How Might We Cure HIV?

Antiretroviral therapy (ART) does not eliminate HIV-1 from latently infected reservoirs, and this remains the critical obstacle to the eradication of infection. Although ART is effective in suppressing viral load, life-long ART is burdensome in many respects. Given expanding numbers of HIV-infected individuals on ART worldwide, there is an urgent need to examine the possibility that innovative therapies might eradicate infection, and obviate the need for life-long medical therapy for HIV-positive people around the world. Several approaches to eradicating the latent HIV reservoir and curing infection have been proposed and are under study.

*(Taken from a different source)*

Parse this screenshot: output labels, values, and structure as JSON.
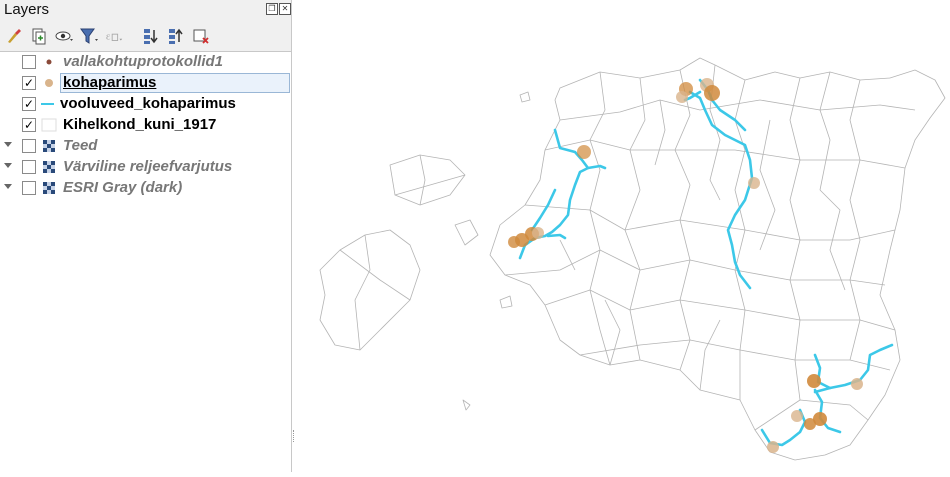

An initial strategy seeks to induce the expression of the latent integrated proviral genomes within resting CD4+ T cells, so that viral proteins or particles may be revealed and allow these cellular reservoirs to be cleared. The inducing agents that have been studied recently are inhibitors of histone deacetylase (HDAC) such as suberoylanilide hydroxamic acid (SAHA). Such induction of viral expression seems unlikely in itself to efficiently clear all latently infected cells. Therefore, it seems likely that parallel efforts to augment the HIV-specific immune response with specific immunotherapies or vaccination may be required. Recently, efforts to achieve immune augmentation by ex vivo expansion of viral specific cytotoxic T-cell lymphocytes derived from HIV-infected patients have yielded an augmented HIV-specific immune response in vivo, as have cellular vaccinations delivered by administration of dendritic cells. As HIV latency and the persistence of infection despite effective ART is multifactorial, the eradication of HIV infection may require multiple approaches.